The global COVID-19 pandemic has illustrated how rapidly behaviours can shift towards caregiving and health as well as against it. Reports of violence against children have escalated as families experience increased economic, social, and health stress; schools, daycares and other places of child safety (and risk) closed; forced migration; and deepening inequalities (Bhatia, Citation2020). Pandemic recovery presents both an opportunity to transform health, education, and economic structures, and build more compassion and creativity into programming through stronger, locally-led partnerships.

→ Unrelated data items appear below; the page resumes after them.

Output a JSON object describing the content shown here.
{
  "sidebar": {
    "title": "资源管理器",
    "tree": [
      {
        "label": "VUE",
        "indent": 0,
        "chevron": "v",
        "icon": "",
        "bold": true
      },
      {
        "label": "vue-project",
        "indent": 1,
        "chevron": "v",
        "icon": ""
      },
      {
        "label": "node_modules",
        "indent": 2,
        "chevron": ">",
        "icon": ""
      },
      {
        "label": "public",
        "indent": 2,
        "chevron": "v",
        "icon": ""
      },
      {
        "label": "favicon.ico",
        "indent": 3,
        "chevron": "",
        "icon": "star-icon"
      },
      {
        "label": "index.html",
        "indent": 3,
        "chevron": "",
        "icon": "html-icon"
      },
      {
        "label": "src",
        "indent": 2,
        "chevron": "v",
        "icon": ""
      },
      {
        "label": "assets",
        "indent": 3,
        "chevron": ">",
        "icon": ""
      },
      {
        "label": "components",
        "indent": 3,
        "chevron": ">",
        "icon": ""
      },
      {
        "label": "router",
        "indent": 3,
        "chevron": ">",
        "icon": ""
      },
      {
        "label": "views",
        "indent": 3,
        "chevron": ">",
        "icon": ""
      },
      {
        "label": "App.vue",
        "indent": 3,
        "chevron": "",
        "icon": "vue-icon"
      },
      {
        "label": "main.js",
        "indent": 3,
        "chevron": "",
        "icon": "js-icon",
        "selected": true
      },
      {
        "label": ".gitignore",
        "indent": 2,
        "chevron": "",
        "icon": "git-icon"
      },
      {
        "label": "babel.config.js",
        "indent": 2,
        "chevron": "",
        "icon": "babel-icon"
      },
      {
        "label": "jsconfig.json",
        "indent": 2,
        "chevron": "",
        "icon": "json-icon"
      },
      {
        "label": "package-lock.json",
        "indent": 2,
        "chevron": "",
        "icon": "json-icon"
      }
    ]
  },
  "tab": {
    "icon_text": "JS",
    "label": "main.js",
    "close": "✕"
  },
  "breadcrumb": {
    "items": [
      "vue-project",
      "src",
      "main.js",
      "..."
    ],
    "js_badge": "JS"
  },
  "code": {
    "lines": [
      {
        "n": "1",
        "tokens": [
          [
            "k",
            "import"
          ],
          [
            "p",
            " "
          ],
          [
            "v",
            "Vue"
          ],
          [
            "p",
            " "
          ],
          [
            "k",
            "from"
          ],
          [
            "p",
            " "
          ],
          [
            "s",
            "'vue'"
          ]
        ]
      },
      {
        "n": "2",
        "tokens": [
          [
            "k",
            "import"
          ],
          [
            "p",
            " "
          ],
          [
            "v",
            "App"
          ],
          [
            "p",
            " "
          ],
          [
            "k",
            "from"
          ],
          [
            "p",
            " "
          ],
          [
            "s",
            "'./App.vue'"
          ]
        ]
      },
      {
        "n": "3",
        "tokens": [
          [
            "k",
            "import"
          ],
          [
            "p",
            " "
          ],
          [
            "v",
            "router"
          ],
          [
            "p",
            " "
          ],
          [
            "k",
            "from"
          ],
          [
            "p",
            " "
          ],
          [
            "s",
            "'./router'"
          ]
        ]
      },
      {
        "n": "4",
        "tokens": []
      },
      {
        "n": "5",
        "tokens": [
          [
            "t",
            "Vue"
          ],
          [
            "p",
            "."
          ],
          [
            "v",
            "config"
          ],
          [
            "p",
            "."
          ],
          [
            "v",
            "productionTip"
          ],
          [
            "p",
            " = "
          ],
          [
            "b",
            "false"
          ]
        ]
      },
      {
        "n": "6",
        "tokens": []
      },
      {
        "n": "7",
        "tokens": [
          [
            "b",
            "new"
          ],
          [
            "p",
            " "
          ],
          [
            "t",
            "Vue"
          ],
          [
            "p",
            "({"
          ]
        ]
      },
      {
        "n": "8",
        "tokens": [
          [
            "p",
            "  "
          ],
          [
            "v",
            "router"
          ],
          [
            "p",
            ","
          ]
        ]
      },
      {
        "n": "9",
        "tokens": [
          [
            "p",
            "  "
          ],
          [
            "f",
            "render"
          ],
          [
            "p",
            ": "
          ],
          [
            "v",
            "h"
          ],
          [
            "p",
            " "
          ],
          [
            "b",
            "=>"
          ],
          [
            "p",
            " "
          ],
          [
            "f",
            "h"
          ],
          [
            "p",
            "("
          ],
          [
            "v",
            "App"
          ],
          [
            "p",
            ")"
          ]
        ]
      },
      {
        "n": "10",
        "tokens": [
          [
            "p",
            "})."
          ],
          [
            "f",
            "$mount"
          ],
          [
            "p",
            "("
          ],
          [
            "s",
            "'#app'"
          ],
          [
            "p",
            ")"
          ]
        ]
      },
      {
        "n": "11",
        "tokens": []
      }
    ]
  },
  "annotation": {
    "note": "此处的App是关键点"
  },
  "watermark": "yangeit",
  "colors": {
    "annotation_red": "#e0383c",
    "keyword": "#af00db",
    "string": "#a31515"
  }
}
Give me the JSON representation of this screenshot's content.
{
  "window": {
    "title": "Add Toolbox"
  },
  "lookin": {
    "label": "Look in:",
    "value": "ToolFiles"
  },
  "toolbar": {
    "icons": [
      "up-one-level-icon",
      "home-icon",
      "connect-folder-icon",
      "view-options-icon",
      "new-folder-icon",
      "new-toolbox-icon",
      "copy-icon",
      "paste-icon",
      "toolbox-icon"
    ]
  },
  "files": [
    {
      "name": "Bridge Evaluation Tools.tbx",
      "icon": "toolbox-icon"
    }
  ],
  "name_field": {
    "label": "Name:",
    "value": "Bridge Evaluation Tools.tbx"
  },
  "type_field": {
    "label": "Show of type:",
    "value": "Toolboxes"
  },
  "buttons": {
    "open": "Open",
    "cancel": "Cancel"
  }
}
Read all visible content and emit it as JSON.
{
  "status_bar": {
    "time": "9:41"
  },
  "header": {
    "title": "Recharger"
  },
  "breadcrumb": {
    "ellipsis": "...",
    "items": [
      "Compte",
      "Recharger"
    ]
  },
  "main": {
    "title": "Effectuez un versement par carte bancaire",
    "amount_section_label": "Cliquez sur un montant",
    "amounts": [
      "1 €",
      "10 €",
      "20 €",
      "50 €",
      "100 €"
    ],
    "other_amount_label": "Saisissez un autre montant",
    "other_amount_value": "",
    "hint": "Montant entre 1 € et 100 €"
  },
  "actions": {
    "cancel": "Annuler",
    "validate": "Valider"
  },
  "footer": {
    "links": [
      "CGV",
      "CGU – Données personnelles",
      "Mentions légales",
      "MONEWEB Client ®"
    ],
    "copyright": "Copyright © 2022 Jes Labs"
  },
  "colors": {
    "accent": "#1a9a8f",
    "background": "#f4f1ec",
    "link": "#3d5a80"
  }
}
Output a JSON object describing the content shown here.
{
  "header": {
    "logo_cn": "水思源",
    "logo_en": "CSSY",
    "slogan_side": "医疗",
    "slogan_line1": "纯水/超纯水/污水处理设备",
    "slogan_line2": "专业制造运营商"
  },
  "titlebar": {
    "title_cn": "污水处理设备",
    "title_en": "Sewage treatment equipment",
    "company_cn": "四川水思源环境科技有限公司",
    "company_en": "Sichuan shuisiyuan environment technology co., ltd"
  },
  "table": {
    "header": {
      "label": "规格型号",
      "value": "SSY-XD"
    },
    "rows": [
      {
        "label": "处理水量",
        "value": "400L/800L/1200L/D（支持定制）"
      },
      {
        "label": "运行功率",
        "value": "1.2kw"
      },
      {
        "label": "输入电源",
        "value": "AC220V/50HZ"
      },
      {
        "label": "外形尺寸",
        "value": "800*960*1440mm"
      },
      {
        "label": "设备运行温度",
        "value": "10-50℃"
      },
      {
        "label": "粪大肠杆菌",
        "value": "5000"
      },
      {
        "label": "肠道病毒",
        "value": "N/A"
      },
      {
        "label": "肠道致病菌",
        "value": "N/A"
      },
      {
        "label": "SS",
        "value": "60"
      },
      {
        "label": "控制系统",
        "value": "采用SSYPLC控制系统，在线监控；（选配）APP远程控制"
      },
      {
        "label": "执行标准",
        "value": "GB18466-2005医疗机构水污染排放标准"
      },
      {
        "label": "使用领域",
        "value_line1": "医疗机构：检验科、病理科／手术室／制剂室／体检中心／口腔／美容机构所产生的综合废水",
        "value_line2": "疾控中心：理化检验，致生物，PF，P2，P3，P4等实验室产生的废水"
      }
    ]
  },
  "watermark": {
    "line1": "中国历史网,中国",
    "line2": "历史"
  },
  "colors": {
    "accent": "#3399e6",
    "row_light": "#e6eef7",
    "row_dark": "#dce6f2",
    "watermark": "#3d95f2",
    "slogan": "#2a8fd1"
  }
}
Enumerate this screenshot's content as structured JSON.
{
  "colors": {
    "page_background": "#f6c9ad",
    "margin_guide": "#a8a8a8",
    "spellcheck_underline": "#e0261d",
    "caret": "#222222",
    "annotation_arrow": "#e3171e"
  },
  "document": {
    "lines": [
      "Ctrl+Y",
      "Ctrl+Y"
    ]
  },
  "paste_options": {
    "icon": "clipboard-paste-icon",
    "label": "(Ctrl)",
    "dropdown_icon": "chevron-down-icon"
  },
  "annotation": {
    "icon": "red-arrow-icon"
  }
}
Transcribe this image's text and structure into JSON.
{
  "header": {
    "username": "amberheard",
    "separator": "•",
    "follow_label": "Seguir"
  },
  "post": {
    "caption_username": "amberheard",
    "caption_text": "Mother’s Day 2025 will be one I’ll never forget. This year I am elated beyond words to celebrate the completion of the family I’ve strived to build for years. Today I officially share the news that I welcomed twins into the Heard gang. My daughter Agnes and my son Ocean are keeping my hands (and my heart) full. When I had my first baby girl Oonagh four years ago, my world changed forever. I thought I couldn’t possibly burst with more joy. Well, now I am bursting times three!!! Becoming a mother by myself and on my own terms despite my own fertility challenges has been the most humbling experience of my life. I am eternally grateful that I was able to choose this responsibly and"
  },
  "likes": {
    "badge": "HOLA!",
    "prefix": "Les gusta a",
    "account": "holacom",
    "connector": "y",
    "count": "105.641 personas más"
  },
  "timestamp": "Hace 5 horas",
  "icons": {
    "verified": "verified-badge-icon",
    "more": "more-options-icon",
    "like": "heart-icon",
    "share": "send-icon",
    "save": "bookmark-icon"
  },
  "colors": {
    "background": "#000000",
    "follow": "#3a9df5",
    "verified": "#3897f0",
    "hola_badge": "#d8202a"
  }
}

Pandemic response and recovery also presents risks, as reverting back to a pre-pandemic status quo may not undo increased incidences of violence and harm that many children experience at home and online during the pandemic, nor reduce their risk for violence in schools, daycare centres and other settings. These four manuscripts focus on violence against children in LMICs and they point to similar issues of concern and justice in the high-income countries, where violence against children is also prevalent and increasing in the pandemic. If we are to reach the goals laid out in the SDGs, to prevent violence against children in all its forms, and ensure the safety, well-being and opportunity to thrive for all children, advancing our understanding of social and gender norms in relation to violence against children is critical to effective prevention intervention research, programming, and learning.

Disclosure statement

No potential conflict of interest was reported by the author(s).